Once a chunk of the defense budget had been made black to keep new weapons technology secret, it did not take long for entire systems of clandestine operations, today known as “black ops,” to emerge and expand as well. Again, we have Tim Weiner to thank for having done us the service of documenting in his indispensable work Legacy of Ashes: The History of the CIA (2007) at least some of what went on during the Cold War. Legacy of Ashes is based on a trove of some 50,000 CIA documents first declassified near the end of the twentieth century. But today, long after the Soviet Union collapsed, the secrecy apparatus put in place by well-meaning—if sometimes confused, inept, deluded and occasionally outright insane—bureaucrats has come to be a seemingly permanent fixture of our world.
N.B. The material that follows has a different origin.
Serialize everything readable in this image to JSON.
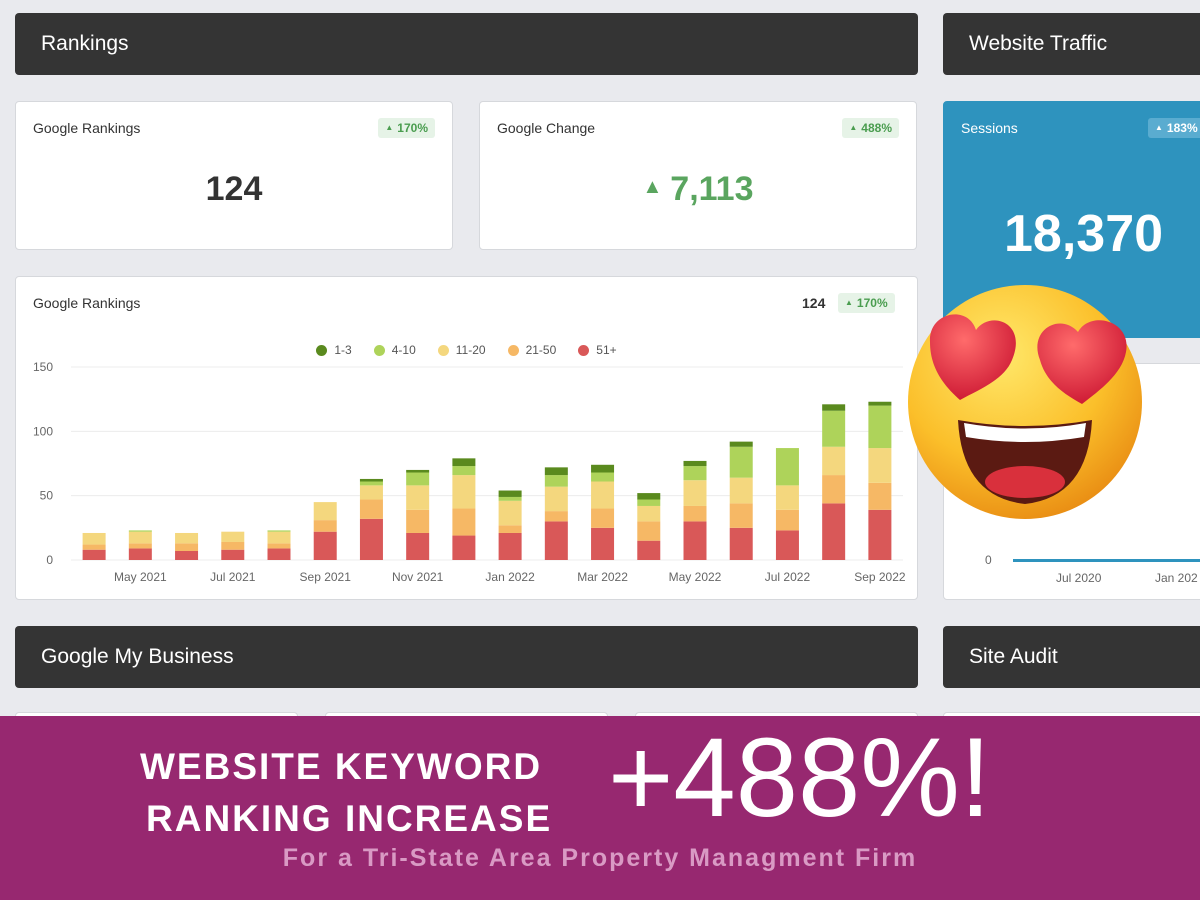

At more than $80 billion, the Black Budget now exceeds the entire military budget of nearly all other governments.

We may, if so inclined, most charitably explain the persistence of the Black Budget by appeal to bureaucratic habits (which do die hard…), even when the rational grounds for the secrecy no longer obtain. The strategic grounds originally used to justify the Black Budget disappeared with the dissolution of the U.S.S.R., but so did the tactical grounds, given that advanced nuclear weapons systems are already possessed by several governments, and the technology has been shared with others as well—whether by spies, defectors or simple mercenaries. The secrets, then, remain secrets, ironically enough, only to the very citizens who pay for the systems, including nearly all of their elected representatives.